La maggior parte degli edifici su cui ho lavorato non erano in buone condizioni: erano vecchi, semi-abbandonati, negletti. Sono quindi sempre partito dall’idea di riportare nuova vita e nuova attenzione su di essi. Le opzioni sono di lasciarli al loro destino, finché un giorno crolleranno, oppure di ristrutturarli. Se si sceglie questa seconda ipotesi, si può decidere di intervenire solo con il colore bianco, in maniera molto semplice. In alternativa, si può scegliere di rinnovare in modo diverso, offrendo anche un modo nuovo di guardare all’edificio. Si tratterà ancora di un luogo religioso, realizzato con la stessa umiltà. Ma è un intervento che porta con sé un senso di modernità e che trasporta la costruzione nel secolo che stiamo vivendo.
Ha avuto modo di osservare la reazione degli abitanti di Rossa e della Val Calanca?
So che la gente del posto ha apprezzato l’intervento: credo che la scelta di intervenire in questo modo abbia portato un senso di gioia e di felicità. C’è chi ha deciso di venire qui per sposarsi e chi apprezza un momento di preghiera all’interno della chiesa nella sua nuova veste.
Gli abitanti di Rossa sono stati fondamentali durante la nostra permanenza, dimostrandoci la loro disponibilità anche solo con un invito a casa loro per bere un tè, quando avevamo finito di lavorare. Abbiamo trascorso dei momenti splendidi insieme. Hanno partecipato. È un paese minuscolo, al termine della strada, in mezzo alle montagne: ci si potrebbe aspettare che la reazione degli abitanti non sia molto positiva di fronte a interventi di questo genere. Invece hanno dimostrato un atteggiamento di grande apertura mentale e di soddisfazione.
Quale relazione esiste fra le decorazioni esterne degli edifici e gli affreschi preesistenti che si trovano negli ambienti interni?
Stiamo cercando i finanziamenti per restaurare questi affreschi: si tratterà del prossimo passo. Non si tratta di dipinti spettacolari, né dell’opera di grandi maestri. Ma sono convinto che vadano rispettati e vadano riportati alla luce nella loro originale dignità.
In conclusione, vorrei chiederle quale relazione ha con la Svizzera?

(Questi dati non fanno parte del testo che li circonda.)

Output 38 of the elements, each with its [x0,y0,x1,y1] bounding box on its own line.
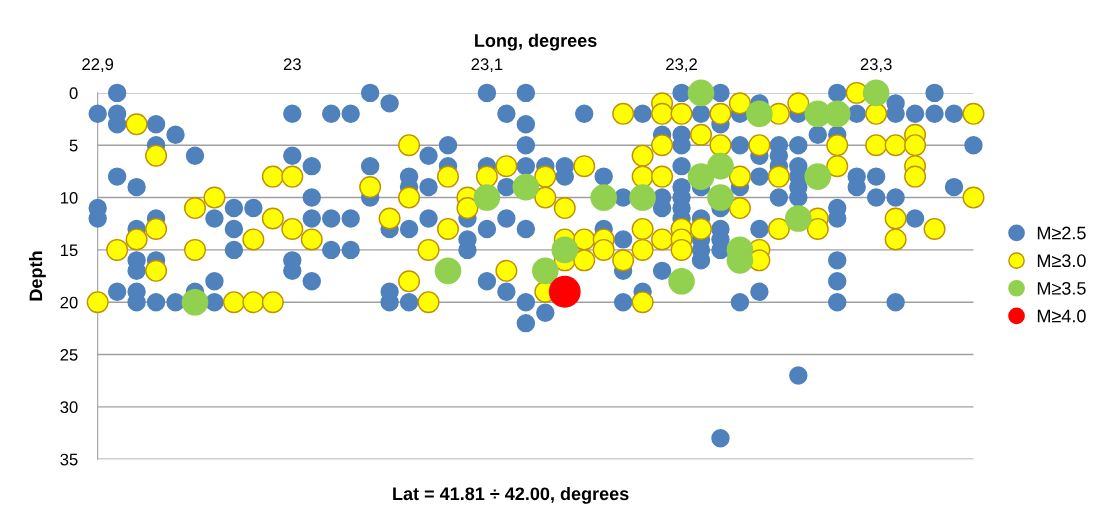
x-tick-label: 23,3 [860,58,892,73]
point [590,184,618,211]
y-tick-label: 5 [69,139,78,152]
point [668,267,695,295]
x-tick-label: 22,9 [82,58,114,73]
y-tick-label: 25 [60,348,78,361]
point [512,173,540,201]
y-tick-label: 15 [60,244,78,257]
y-axis-title: Depth [28,251,46,301]
y-tick-label: 10 [60,191,78,204]
x-tick-label: 23,1 [471,58,503,73]
text: Lat = 41.81 ÷ 42.00, degrees [393,486,629,504]
point [434,257,462,285]
point [181,288,209,316]
x-tick-label: 23 [283,58,301,71]
point [548,275,581,308]
legend-label: M≥3.0 [1037,254,1086,268]
point [707,184,734,211]
y-tick-label: 30 [60,401,78,414]
point [785,205,812,232]
legend-label: M≥3.5 [1037,281,1086,295]
point [707,152,734,180]
x-tick-label: 23,2 [666,58,697,73]
legend-label: M≥4.0 [1037,309,1086,323]
point [551,236,579,264]
point [629,184,656,211]
y-tick-label: 35 [60,453,78,466]
point [804,163,832,190]
x-axis-title: Long, degrees [475,33,597,51]
point [687,79,715,107]
legend-label: M≥2.5 [1037,226,1086,240]
y-tick-label: 20 [60,296,78,309]
point [473,184,501,211]
point [862,79,890,107]
point [687,163,715,190]
y-tick-label: 0 [69,87,78,100]
point [746,100,773,128]
point [531,257,559,285]
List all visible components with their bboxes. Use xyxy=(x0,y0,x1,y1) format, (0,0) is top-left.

Sono cittadino svizzero da circa un anno, perché mia moglie è svizzera, così come i miei figli. È originaria del Canton Vaud. È quindi con grande piacere che lavoro nel mio nuovo paese, essendo ora anglo-svizzero. Ho esposto in numerose gallerie, anche in Ticino. Ma questa è la prima commissione pubblica che mi trovo a realizzare e ne sono molto lieto.